105 of 108 people found the following review helpful
3.0 out of 5 stars
Well researched but failed to portray Vera accurately as a person, 17 July 2011
My grandfather was Bill Rogers, described in the book as the doyen of the expatriate British community in Bucharest, and I knew Vera very well for 40 years up until her death. I found the book fascinating, particularly on Vera's early life which had been a bit of a mystery to me, but I had to take a lot with a pinch of salt. I tend to agree with reviewer S. Ricks that the author was excessively harsh on Vera and judged her out of context. The Vera I knew had a mind like a steel trap that could pick up any inconsistencies immediately and woe betide anyone who tried to get the better of her. However, she was also an extremely warm and loyal person, as well as vulnerable in certain ways, although it is true that she didn't suffer fools gladly. As S. Ricks states, she was from another era when they believed they had a duty to do whatever they could to protect their way of life from totalitarianism. Of course, Vera felt terrible sending young agents to France and she gave them time to reconsider after explaining to them that there was a strong possibility they would never come back. It was made easy for them to pull out without anyone else ever knowing. On the other hand, we have to take into account that the supply of potential recruits was extremely limited after De Gaulle prevented the British from recruiting French nationals. She talked of her agents often in later years and clearly felt deeply for them as human beings, as well as having a heavy sense of responsibility for those who failed to return which was why she insisted on being allowed to trace them and worked with War Crimes after the war. She once showed me a photograph of the defendants at the war crimes trial sitting like school boys with their headphones on. She remembered in detail what each was accused of what their sentences were but had felt no satisfaction in their punishment. Her task had been purely to find out happened to her agents.

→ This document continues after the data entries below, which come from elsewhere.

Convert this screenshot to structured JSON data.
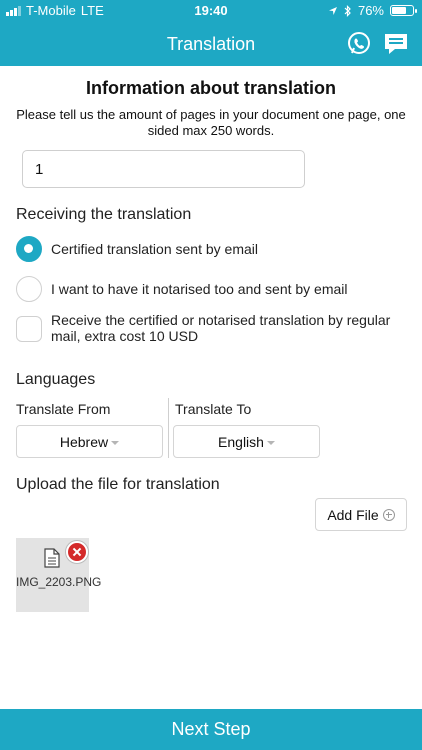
{
  "status_bar": {
    "carrier": "T-Mobile",
    "network": "LTE",
    "time": "19:40",
    "battery_percent": "76%",
    "battery_level": 0.76
  },
  "navbar": {
    "title": "Translation"
  },
  "info": {
    "title": "Information about translation",
    "description": "Please tell us the amount of pages in your document one page, one sided max 250 words.",
    "pages_value": "1"
  },
  "receiving": {
    "title": "Receiving the translation",
    "options": [
      {
        "label": "Certified translation sent by email",
        "selected": true
      },
      {
        "label": "I want to have it notarised too and sent by email",
        "selected": false
      },
      {
        "label": "Receive the certified or notarised translation by regular mail, extra cost 10 USD",
        "selected": false
      }
    ]
  },
  "languages": {
    "title": "Languages",
    "from_label": "Translate From",
    "to_label": "Translate To",
    "from_value": "Hebrew",
    "to_value": "English"
  },
  "upload": {
    "title": "Upload the file for translation",
    "add_file_label": "Add File",
    "files": [
      {
        "name": "IMG_2203.PNG"
      }
    ]
  },
  "footer": {
    "next_label": "Next Step"
  },
  "colors": {
    "accent": "#1ea8c4",
    "remove": "#d42a2a"
  },
  "icons": {
    "chat": "phone-chat-icon",
    "message": "message-icon",
    "file": "document-icon",
    "remove": "remove-icon",
    "add": "plus-circle-icon"
  }
}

I respect Ms Helm for the detailed research she has done. However, I feel that the book failed to portray Vera accurately as a human being and the reconstruction of her persona in the book is frequently unrecognisable to those who knew her (the unfounded insinuations about her sexuality and alleged racism are particularly uncalled for). This is not surprising, since Ms Helm only met her once. Whether rightly or wrongly Vera was adamant that she would not pen an autobiography. (I used to work in publishing and tried hard in the 80s to persuade her to change her mind without success.) She did, however, give a high degree of access to authors she took to but Ms Helm was clearly not one of them and the book unfortunately reflects this.